The bravado and fearlessness come across as unthinkable and a bridge too far, but in many ways they find their absolute fulfillment and accordance in the posture of Jesus himself before a deadly storm. “Where is your faith? Peace. Be still.” “Goliath, you are through.” The young David’s victory is fully plausible—striking the giant with his sling—since it is simply not what the giant thought fighting entailed. So he is doomed with one stone hurled from out of hand-to-hand fighting range. “You never forsake those who fear you, O Lord,” our Psalm 9 reads. “The ungodly have fallen into the pit they dug. The wicked are trapped in the works of their own hands. Rise up O Lord, let them be judged before you.”
The alternative reading from later in the same chapter 17 is provided for this Sunday without any explanation. Is the Goliath story too well known? Too violent? Does Track One admit of choices and variations, given that it has too much good material to work with?

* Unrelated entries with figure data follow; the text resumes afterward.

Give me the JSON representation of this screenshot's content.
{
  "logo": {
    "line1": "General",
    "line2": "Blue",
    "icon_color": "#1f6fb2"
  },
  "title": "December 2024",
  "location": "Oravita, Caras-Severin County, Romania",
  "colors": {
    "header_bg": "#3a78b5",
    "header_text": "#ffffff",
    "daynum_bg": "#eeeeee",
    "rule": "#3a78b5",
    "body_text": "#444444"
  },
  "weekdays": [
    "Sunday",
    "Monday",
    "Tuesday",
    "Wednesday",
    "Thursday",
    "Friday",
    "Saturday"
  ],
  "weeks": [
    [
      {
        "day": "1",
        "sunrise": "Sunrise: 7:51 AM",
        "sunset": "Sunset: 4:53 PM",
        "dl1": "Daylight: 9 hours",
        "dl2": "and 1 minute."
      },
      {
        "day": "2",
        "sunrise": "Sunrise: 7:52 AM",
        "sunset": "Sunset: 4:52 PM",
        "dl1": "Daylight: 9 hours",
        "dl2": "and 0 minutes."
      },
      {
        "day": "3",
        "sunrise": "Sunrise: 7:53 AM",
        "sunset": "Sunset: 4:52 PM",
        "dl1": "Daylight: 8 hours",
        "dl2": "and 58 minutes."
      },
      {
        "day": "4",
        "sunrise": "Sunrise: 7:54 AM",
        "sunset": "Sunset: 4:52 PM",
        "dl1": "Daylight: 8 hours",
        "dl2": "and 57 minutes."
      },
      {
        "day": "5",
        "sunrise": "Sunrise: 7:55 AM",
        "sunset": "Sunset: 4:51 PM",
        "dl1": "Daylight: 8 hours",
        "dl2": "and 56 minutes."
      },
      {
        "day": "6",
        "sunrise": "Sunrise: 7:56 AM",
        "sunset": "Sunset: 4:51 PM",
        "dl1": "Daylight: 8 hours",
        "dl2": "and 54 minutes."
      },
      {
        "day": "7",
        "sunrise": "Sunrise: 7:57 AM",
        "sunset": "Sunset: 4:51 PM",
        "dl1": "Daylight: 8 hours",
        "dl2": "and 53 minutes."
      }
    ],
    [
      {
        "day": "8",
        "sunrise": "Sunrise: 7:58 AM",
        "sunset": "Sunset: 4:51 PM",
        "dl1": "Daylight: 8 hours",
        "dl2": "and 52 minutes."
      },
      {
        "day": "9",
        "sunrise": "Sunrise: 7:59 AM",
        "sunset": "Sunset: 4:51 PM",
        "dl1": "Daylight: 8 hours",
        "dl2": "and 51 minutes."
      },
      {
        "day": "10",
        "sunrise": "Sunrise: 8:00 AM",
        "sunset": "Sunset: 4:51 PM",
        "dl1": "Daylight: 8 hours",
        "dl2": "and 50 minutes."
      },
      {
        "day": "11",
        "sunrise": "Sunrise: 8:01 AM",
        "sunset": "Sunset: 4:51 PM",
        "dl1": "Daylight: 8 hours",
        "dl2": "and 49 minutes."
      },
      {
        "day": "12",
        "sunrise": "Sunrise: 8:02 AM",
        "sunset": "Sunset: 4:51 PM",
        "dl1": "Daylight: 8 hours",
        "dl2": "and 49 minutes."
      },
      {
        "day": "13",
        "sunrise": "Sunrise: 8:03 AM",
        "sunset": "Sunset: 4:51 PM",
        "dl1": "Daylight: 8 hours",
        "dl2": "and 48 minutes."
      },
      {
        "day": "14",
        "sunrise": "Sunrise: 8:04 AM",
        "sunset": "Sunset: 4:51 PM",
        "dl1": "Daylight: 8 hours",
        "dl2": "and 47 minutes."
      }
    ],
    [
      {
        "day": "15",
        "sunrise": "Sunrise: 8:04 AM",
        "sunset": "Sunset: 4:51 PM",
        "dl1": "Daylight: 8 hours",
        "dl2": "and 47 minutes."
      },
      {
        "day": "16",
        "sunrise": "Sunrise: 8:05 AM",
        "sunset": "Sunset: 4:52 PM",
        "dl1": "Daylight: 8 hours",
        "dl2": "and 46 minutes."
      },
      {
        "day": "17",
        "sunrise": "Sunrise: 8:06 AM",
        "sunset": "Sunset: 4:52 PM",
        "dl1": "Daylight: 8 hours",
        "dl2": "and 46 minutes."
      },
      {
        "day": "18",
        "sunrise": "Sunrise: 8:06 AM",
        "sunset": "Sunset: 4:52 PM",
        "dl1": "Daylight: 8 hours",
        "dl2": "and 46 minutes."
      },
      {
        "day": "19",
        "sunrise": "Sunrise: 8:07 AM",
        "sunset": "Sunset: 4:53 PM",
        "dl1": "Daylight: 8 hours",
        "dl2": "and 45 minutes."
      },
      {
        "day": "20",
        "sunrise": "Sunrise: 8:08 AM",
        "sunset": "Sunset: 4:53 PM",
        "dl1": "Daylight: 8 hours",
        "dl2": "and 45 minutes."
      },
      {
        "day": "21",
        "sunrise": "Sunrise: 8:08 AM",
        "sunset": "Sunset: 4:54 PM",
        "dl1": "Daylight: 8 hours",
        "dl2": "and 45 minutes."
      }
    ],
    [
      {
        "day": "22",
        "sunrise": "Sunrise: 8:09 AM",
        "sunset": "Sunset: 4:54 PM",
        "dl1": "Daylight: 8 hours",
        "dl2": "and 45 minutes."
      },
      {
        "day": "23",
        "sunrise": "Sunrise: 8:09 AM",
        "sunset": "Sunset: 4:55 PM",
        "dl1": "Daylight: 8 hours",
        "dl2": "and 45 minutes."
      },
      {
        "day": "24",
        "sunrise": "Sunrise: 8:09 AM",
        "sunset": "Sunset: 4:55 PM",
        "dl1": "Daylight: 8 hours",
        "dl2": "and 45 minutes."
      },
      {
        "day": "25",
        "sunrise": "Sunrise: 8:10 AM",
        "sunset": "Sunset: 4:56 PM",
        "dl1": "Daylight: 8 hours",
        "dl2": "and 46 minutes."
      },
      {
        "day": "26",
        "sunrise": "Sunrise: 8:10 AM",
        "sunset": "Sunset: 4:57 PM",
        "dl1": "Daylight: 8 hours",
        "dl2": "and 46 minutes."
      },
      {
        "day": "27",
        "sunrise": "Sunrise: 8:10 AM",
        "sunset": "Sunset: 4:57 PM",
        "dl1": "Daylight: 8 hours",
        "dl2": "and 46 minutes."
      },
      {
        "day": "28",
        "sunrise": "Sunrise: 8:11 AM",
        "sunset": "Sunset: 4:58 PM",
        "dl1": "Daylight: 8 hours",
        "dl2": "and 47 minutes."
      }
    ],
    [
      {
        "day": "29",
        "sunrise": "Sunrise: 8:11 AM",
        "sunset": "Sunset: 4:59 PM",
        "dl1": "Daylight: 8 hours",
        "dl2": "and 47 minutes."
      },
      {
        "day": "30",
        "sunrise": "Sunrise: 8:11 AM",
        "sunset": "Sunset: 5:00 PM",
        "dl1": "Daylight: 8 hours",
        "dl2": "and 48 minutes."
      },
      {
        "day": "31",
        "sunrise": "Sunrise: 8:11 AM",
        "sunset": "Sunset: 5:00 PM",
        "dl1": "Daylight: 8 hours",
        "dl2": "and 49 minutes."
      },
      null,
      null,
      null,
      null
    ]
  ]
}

Here we have a David accepting the vesture of Jonathan, Saul’s son, where Saul’s armor he left to the erstwhile King. David will not find in Jonathan an obvious rival, as claimant to the throne, but a comrade and ally. We begin to see the paranoia and mood swings of Saul as he realizes here is his replacement, and not his son Jonathan. Evil spirit, fear, envy, awe begin to invade by strokes our rejected and yet still king Saul. Now we will have to see how David chooses to react. His loyalty to Jonathan gives us a clue. It will not be his instinct to retaliate in kind but will call forth from him the challenge of patience and respect. How good and pleasant it is when brothers dwell in unity. And how very hard. It must come as a gift from God and responded to with psalms of thanksgiving.